Oliver loves to go to show and tell but Comet hasn't come yet. (2 dogs at show and tell??????? )


----------



## Wesleysmom (Dec 20, 2007)

Well first of all I set my standards very low...That being said, he didn't make a mess on the floor, so I was thrilled. :whoo:
No really he did great. Imagine 20 kindergarteners coming at you! They all sat and took turns coming to pet him. All the sudden they all kept saying, he's biting me. He would lick and take his front teeth and nibble on their fingers. Then they all would jerk their hand away. He was very tolerant. As the kids took their turn, the teacher told them to go get their backpacks ready to go home. So once they all had their turn, they started to come back and she said NO now it's my turn. So she picked him up and couldn't believe how much he had grown. He immediatly turned to me, like Mom rescue me!
But I think he had a good time, like I said my expectations are low.
Last weekend, he was at my mom's and my brother suck up on him and scared him and he wet all ovet the floor. Then he wouldn't go near my brother. So I felt very accomplished.:biggrin1:


----------



## Wesleysmom (Dec 20, 2007)

gracie said:


> Lanette,
> Wesley is one of the cutest dogs I have seen! I love him in both the before and after pics. He looks like a stuffed animal-too cute!:biggrin1:


Talk about looking like a stuffed animal! Your little one is adorable!


----------



## JanB (Oct 26, 2007)

Lanette, Wesley's new do is adorable.

I take Tessa in for her first grooming on Tuesday: trim her bangs, a little around the butt, clean ears, trim nails and bath. The groomer has a Hav and a few others are coming that day so she will let them play together for a bit.

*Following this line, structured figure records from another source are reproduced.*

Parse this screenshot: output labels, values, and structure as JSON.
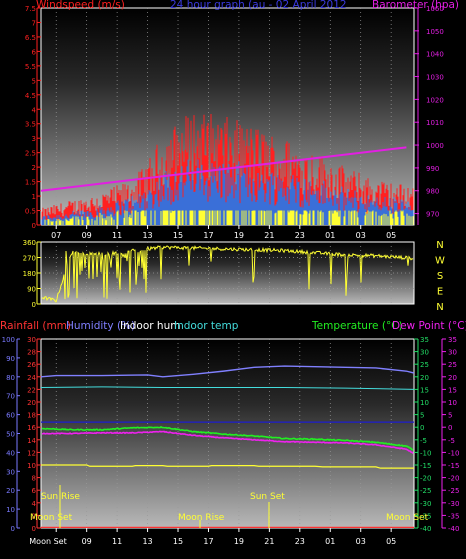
{
  "colors": {
    "wind": "#ff2020",
    "gust": "#3a6fd8",
    "yellow": "#ffff33",
    "barometer": "#e21fe2",
    "humidity": "#8080ff",
    "indoor_hum": "#ffffff",
    "indoor_temp": "#44dddd",
    "temperature": "#22ee22",
    "dew_point": "#ee22ee",
    "rain": "#ff3333",
    "rain_axis": "#7a7aff",
    "temp_axis": "#22dd66",
    "dew_axis": "#ee22ee"
  },
  "chart_data": [
    {
      "type": "bar",
      "name_key": "wind-panel",
      "title": "24 hour graph (au - 02 April 2012",
      "left_label": "Windspeed (m/s)",
      "right_label": "Barometer (hpa)",
      "x_ticks": [
        "07",
        "09",
        "11",
        "13",
        "15",
        "17",
        "19",
        "21",
        "23",
        "01",
        "03",
        "05"
      ],
      "y_left_ticks": [
        "0",
        "0.5",
        "1",
        "1.5",
        "2",
        "2.5",
        "3",
        "3.5",
        "4",
        "4.5",
        "5",
        "5.5",
        "6",
        "6.5",
        "7",
        "7.5"
      ],
      "y_left_range": [
        0,
        7.5
      ],
      "y_right_ticks": [
        "970",
        "980",
        "990",
        "1000",
        "1010",
        "1020",
        "1030",
        "1040",
        "1050",
        "1060"
      ],
      "y_right_range": [
        965,
        1060
      ],
      "barometer": {
        "x": [
          6,
          30
        ],
        "y": [
          980,
          999
        ]
      },
      "wind_profile": {
        "x": [
          6,
          8,
          10,
          12,
          13,
          14,
          16,
          18,
          20,
          22,
          24,
          26,
          28,
          29.5,
          30.5
        ],
        "mean": [
          0.3,
          0.4,
          0.6,
          0.9,
          1.2,
          1.6,
          2.0,
          1.9,
          1.8,
          1.6,
          1.4,
          1.1,
          0.9,
          0.8,
          0.7
        ],
        "gust": [
          0.4,
          0.6,
          0.8,
          1.1,
          1.5,
          2.2,
          2.8,
          2.6,
          2.4,
          2.1,
          1.8,
          1.4,
          1.1,
          1.0,
          1.0
        ]
      }
    },
    {
      "type": "line",
      "name_key": "direction-panel",
      "y_left_ticks": [
        "360",
        "270",
        "180",
        "90",
        "0"
      ],
      "y_range": [
        0,
        360
      ],
      "compass": [
        "N",
        "W",
        "S",
        "E",
        "N"
      ],
      "profile": {
        "x": [
          6,
          7,
          8,
          10,
          12,
          13,
          14,
          18,
          22,
          26,
          28,
          30.5
        ],
        "deg": [
          40,
          20,
          300,
          290,
          300,
          320,
          330,
          320,
          310,
          285,
          280,
          265
        ]
      }
    },
    {
      "type": "line",
      "name_key": "temp-panel",
      "header": {
        "rainfall": "Rainfall (mm)",
        "humidity": "Humidity (%)",
        "indoor_hum": "Indoor hum",
        "indoor_temp": "Indoor temp",
        "temperature": "Temperature (°C)",
        "dew_point": "Dew Point (°C)"
      },
      "rain_ticks": [
        "0",
        "2",
        "4",
        "6",
        "8",
        "10",
        "12",
        "14",
        "16",
        "18",
        "20",
        "22",
        "24",
        "26",
        "28",
        "30"
      ],
      "hum_ticks": [
        "0",
        "10",
        "20",
        "30",
        "40",
        "50",
        "60",
        "70",
        "80",
        "90",
        "100"
      ],
      "temp_ticks": [
        "35",
        "30",
        "25",
        "20",
        "15",
        "10",
        "5",
        "0",
        "-5",
        "-10",
        "-15",
        "-20",
        "-25",
        "-30",
        "-35",
        "-40"
      ],
      "dew_ticks": [
        "35",
        "30",
        "25",
        "20",
        "15",
        "10",
        "5",
        "0",
        "-5",
        "-10",
        "-15",
        "-20",
        "-25",
        "-30",
        "-35",
        "-40"
      ],
      "x_ticks": [
        "Moon Set",
        "09",
        "11",
        "13",
        "15",
        "17",
        "19",
        "21",
        "23",
        "01",
        "03",
        "05"
      ],
      "events": {
        "sun_rise": "Sun Rise",
        "sun_set": "Sun Set",
        "moon_set": "Moon Set",
        "moon_rise": "Moon Rise",
        "moon_set_2": "Moon Set"
      },
      "series": {
        "indoor_hum": {
          "x": [
            6,
            7,
            10,
            13,
            14,
            16,
            18,
            20,
            22,
            24,
            26,
            28,
            30,
            30.5
          ],
          "y": [
            24,
            24.2,
            24.2,
            24.3,
            24.0,
            24.4,
            24.9,
            25.5,
            25.7,
            25.6,
            25.5,
            25.4,
            24.9,
            24.6
          ]
        },
        "indoor_temp": {
          "x": [
            6,
            10,
            14,
            18,
            22,
            26,
            30.5
          ],
          "y": [
            22.3,
            22.4,
            22.3,
            22.3,
            22.3,
            22.2,
            22.0
          ]
        },
        "temperature": {
          "x": [
            6,
            8,
            10,
            12,
            14,
            16,
            18,
            20,
            22,
            24,
            26,
            28,
            30,
            30.5
          ],
          "y": [
            15.8,
            15.6,
            15.6,
            15.9,
            16.0,
            15.3,
            14.9,
            14.6,
            14.2,
            14.1,
            13.9,
            13.6,
            13.0,
            12.3
          ]
        },
        "dew_point": {
          "x": [
            6,
            8,
            10,
            12,
            14,
            16,
            18,
            20,
            22,
            24,
            26,
            28,
            30,
            30.5
          ],
          "y": [
            15.0,
            15.0,
            15.1,
            15.1,
            15.3,
            14.7,
            14.3,
            14.0,
            13.7,
            13.6,
            13.5,
            13.2,
            12.5,
            11.8
          ]
        },
        "humidity": {
          "x": [
            6,
            30.5
          ],
          "y": [
            16.8,
            16.8
          ]
        },
        "rain": {
          "x": [
            6,
            30.5
          ],
          "y": [
            0.1,
            0.1
          ]
        },
        "solar": {
          "x": [
            6,
            9,
            9.2,
            12,
            12.2,
            14,
            14.3,
            17,
            17.2,
            20,
            20.3,
            24,
            24.5,
            28,
            28.3,
            30.5
          ],
          "y": [
            10,
            10,
            9.8,
            9.8,
            9.9,
            9.9,
            9.8,
            9.8,
            9.9,
            9.9,
            9.8,
            9.8,
            9.7,
            9.7,
            9.5,
            9.5
          ]
        }
      }
    }
  ]
}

So yesterday after her walk I took her leash off as soon as we got into our fenced yard and she took off for a RLH that went on forever. She was covered in mud and mulch. Took me an hour to clean her up and now, like you, I will turn around and pay someone to do it, lol! (but she may be a petsitter resource for me...keeping my fingers crossed that we hit it off!) 

It's a good thing Tessa's cute and we love her...DH and I were LOL at the fun she had; it was worth the mess (this time). 

Anyway, I could relate to your story 

So glad show and tell went well. How could it not, he is a cutie-patootie!


----------



## Havtahava (Aug 20, 2006)

Isn't it funny how little they look after a cut? Wesley looks very cute.


----------



## littlebuddy (May 30, 2007)

wesley looks beautiful! my dog always looks fatter in the winter because of his thick coat and super skinny in the summer because of his short cut
eitherway, they know they are handsome!


----------